L’Iran dénonce les menaces des États-Unis et d’Israël comme violations du droit international

L'Iran dénonce les menaces des États-Unis et d'Israël comme violations du droit international

Dans une déclaration audacieuse émise lundi, l’Iran a fermement condamné les menaces des États-Unis et d’Israël, les qualifiant de violations flagrantes du droit international, et a affirmé que ces menaces ne pouvaient pas affecter Téhéran. Cette déclaration fait suite à une rencontre entre le Premier ministre israélien Benjamin Netanyahu et le secrétaire d’État américain Marco Rubio à Jérusalem. Au cours de cette rencontre, Netanyahu a souligné l’engagement des deux nations à limiter les ambitions nucléaires de l’Iran et son influence au Moyen-Orient. Il a également affirmé qu’Israël, avec le soutien de l’ancien président américain Donald Trump, avait porté un « coup significatif » à l’Iran depuis le début du conflit à Gaza.

Lors d’une conférence de presse hebdomadaire, le porte-parole du ministère iranien des Affaires étrangères, Ismail Baghai, a déclaré : « Quand il s’agit d’un État comme l’Iran, ils ne peuvent rien faire. » Il a critiqué l’approche consistant à proférer des menaces tout en prétendant vouloir négocier avec l’Iran, la qualifiant d’irréaliste. L’ancien président Trump avait exprimé son intérêt pour un accord avec Téhéran tout en réinstaurant la campagne de « pression maximale » pendant son administration pour empêcher l’Iran d’acquérir des armes nucléaires. Le guide suprême iranien, l’ayatollah Ali Khamenei, a critiqué l’ancienne administration américaine pour ne pas avoir respecté ses engagements. En 2018, Trump a retiré les États-Unis de l’accord nucléaire de 2015 avec Téhéran, réimposant des sanctions qui ont gravement affecté l’économie iranienne. Un an plus tard, l’Iran a enfreint les restrictions de l’accord en augmentant l’enrichissement d’uranium à 60 %, se rapprochant des niveaux de qualité militaire. L’Iran maintient que son programme nucléaire est uniquement à des fins pacifiques.

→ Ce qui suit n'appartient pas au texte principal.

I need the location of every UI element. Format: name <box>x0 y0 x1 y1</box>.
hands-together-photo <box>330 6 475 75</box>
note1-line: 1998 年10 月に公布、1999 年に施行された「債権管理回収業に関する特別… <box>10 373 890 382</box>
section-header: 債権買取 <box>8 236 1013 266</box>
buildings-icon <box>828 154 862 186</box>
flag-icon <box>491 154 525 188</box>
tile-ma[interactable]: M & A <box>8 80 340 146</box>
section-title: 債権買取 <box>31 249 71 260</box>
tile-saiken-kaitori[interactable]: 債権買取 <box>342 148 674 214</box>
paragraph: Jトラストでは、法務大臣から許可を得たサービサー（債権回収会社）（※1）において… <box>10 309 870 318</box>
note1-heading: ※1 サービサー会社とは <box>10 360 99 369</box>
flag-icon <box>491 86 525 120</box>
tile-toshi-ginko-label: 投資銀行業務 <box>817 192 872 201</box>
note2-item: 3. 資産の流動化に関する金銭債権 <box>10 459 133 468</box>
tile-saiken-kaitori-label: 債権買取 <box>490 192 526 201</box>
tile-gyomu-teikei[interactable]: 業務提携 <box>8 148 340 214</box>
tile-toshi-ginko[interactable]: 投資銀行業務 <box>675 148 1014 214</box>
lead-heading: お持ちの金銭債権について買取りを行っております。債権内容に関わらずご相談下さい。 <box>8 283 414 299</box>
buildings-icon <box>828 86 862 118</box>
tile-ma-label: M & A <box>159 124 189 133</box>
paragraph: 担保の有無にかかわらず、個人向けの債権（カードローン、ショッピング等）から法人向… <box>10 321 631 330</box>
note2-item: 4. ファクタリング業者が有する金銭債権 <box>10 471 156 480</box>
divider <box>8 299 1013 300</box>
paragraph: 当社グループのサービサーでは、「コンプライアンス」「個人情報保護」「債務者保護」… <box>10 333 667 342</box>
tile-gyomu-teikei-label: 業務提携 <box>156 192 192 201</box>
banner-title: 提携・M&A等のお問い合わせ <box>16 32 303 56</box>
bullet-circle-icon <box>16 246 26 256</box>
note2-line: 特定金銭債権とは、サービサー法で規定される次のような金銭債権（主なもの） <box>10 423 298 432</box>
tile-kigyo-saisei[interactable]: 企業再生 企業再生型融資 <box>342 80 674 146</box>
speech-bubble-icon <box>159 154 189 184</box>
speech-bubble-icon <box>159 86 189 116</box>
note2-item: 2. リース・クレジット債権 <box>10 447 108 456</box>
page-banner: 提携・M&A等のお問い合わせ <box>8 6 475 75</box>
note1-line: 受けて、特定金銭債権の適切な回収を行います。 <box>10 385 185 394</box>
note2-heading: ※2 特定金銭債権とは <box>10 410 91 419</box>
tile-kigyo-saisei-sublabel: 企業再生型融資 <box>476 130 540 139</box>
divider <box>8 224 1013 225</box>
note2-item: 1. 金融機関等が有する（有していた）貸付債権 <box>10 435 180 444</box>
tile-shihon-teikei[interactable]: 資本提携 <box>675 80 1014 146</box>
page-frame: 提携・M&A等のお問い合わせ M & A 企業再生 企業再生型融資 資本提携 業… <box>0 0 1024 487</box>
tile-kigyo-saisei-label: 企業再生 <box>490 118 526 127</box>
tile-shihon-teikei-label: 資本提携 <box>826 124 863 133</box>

Malgré les affirmations de Baghai, l’influence de l’Iran dans la région s’est affaiblie, et ses alliés régionaux, collectivement appelés « l’axe de la résistance », ont été considérablement affectés depuis le début du conflit Hamas-Israël à Gaza et la chute du président syrien Bachar al-Assad. Cet axe comprend non seulement le Hamas, mais aussi le Hezbollah libanais, les Houthis du Yémen et divers groupes militants chiites en Irak et en Syrie.